One of the hardest hit communities in New York City from the COVID-19 pandemic — Manhattan’s Chinatown neighborhood — hopes to bounce back as the economy recovers.
But back rent is still weighing on Chinatown’s many small businesses. A survey done by the nonprofit organization Welcome to Chinatown showed 71% of businesses unable to pay rent in full in 2020, with the average amount of rent still owed totaling $32,000.
“The situation is still not looking great,” Welcome to Chinatown co-founder Vic Lee told Yahoo Finance. Along with fellow Chinatown resident Jennifer Tam, Lee created the nonprofit in the midst of the pandemic to promote and help the many restaurants and shops that nearly went under.
When COVID cases spiked, the organization’s volunteers distributed food and fresh produce to seniors and others unable to shop for themselves.

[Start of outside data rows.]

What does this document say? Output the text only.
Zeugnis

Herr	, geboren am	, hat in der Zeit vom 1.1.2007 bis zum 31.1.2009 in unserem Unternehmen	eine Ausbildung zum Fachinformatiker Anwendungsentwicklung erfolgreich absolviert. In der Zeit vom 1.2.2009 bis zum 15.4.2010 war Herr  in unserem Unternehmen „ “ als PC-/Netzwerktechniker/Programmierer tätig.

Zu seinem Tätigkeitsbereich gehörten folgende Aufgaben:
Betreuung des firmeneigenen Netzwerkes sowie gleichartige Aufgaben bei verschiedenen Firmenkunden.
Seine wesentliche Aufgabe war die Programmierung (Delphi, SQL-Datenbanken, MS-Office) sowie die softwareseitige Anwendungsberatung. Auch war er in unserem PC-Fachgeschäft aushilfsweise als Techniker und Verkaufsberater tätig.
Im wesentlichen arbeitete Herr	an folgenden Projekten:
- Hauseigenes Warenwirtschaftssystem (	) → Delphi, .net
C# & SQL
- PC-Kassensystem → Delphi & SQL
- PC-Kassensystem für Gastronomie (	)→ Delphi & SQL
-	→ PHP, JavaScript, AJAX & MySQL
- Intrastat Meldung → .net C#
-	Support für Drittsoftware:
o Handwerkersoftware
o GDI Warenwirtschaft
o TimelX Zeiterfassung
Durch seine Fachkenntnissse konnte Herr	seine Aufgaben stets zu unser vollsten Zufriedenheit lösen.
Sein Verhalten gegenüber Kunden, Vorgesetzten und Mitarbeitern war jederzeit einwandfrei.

The organization has also been promoting local businesses online, many of which are multi-generational institutions that haven’t kept up with social media.
The vaccine rollout has brought traffic back to Chinatown. But back rent and other financial challenges highlighted the need for more help through the re-opening, spurring Welcome to Chinatown to start a “Longevity Fund” to offer grants to businesses still struggling.
Lee said the goal is to distribute $1 million to the community by the end of 2021. Welcome to Chinatown is funded by donations and also operates in a fiscal sponsorship with Players Philanthropy Fund, a Maryland charitable trust with tax-exempt 501(c)(3) status.
Xenophobia another challenge
The uphill battle for the community extends beyond the COVID-related shutdowns.
Xenophobia and a string of anti-Asian hate crimes have brought fear to the many Asian American communities scattered across the country, including NYC’s Chinatown.
Lee recalled her conversation with a jewelry shop owner who expressed concern about workers being out after 6:30 p.m. given the string of anti-Asian hate crimes highlighted in recent months.
“It tells you about the emotional turmoil that’s going on for business owners, where you have the prolonged impact of the pandemic [and] xenophobia,” Lee told Yahoo Finance.
With a mostly Millennial and Gen Z volunteer base, Welcome to Chinatown is leaning on social media to combat stereotypes and draw new audiences to the community’s restaurants and shops.
The trend is pointing to a Chinatown with younger patrons — and entrepreneurs, too. Millennial-owned businesses like Karho Leung’s 12 Pell barbershop and Michael Tan’s dessert shop Eggloo have leaned on social media app TikTok and video conferencing software Zoom to bring new-age twists to their businesses.
As Chinatown re-opens, Lee said people should continue to promote and support Asian-owned businesses.
“What’s really important is to recognize that this outpouring of support should be beyond May’s [Asian American Pacific Islander] Heritage Month,” Lee said.